Nella bellissima catechesi del 15 aprile 2015 Papa Francesco ci spiega con chiarezza e coraggio quale sia la posta in gioco.
“Per esempio, io mi domando, se la cosiddetta teoria del gender non sia anche espressione di una frustrazione e di una rassegnazione, che mira a cancellare la differenza sessuale perché non sa più confrontarsi con essa. Sì, rischiamo di fare un passo indietro. La rimozione della differenza, infatti, è il problema, non la soluzione. Per risolvere i loro problemi di relazione, l’uomo e la donna devono invece parlarsi di più, ascoltarsi di più, conoscersi di più, volersi bene di più. Devono trattarsi con rispetto e cooperare con amicizia. Con queste basi umane, sostenute dalla grazia di Dio, è possibile progettare l’unione matrimoniale e familiare per tutta la vita. Il legame matrimoniale e familiare è una cosa seria, lo è per tutti, non solo per i credenti. Vorrei esortare gli intellettuali a non disertare questo tema, come se fosse diventato secondario per l’impegno a favore di una società più libera e più giusta.
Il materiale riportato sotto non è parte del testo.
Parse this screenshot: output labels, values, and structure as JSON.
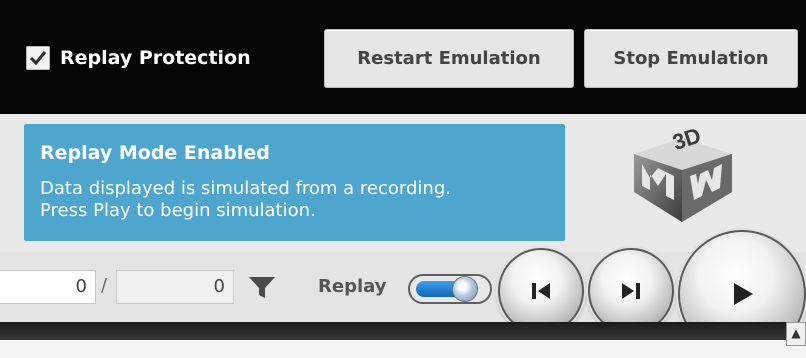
{
  "topbar": {
    "replay_protection": {
      "label": "Replay Protection",
      "checked": true
    },
    "restart_label": "Restart Emulation",
    "stop_label": "Stop Emulation"
  },
  "notice": {
    "title": "Replay Mode Enabled",
    "line1": "Data displayed is simulated from a recording.",
    "line2": "Press Play to begin simulation."
  },
  "logo": {
    "icon": "3dm-logo-icon"
  },
  "controls": {
    "current_value": "0",
    "separator": "/",
    "total_value": "0",
    "filter_icon": "filter-icon",
    "replay_label": "Replay",
    "replay_enabled": true,
    "buttons": [
      "skip-back-icon",
      "skip-forward-icon",
      "play-icon"
    ]
  },
  "colors": {
    "notice_bg": "#4ea6cf",
    "topbar_bg": "#050505",
    "toggle_on": "#2a86d6"
  }
}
Dio ha affidato la terra all’alleanza dell’uomo e della donna: il suo fallimento inaridisce il mondo degli affetti e oscura il cielo della speranza. (…)
Una seconda riflessione riguarda il tema dell’uomo e della donna creati a immagine di Dio. Mi chiedo se la crisi di fiducia collettiva in Dio, che ci fa tanto male, ci fa ammalare di rassegnazione all’incredulità e al cinismo, non sia anche connessa alla crisi dell’alleanza tra uomo e donna. In effetti il racconto biblico, con il grande affresco simbolico sul paradiso terrestre e il peccato originale, ci dice proprio che la comunione con Dio si riflette nella comunione della coppia umana e la perdita della fiducia nel Padre celeste genera divisione e conflitto tra uomo e donna”.
Ecco quindi la nostra grande responsabilità: “riscoprire la bellezza del disegno creatore che inscrive l’immagine di Dio anche nell’alleanza tra l’uomo e la donna”, perché “la terra si riempie di armonia e di fiducia quando l’alleanza tra uomo e donna è vissuta nel bene”.
Al lavoro, allora, e se qualcuno vorrà condividere le proprie esperienze, saremo ben felici di dargli voce.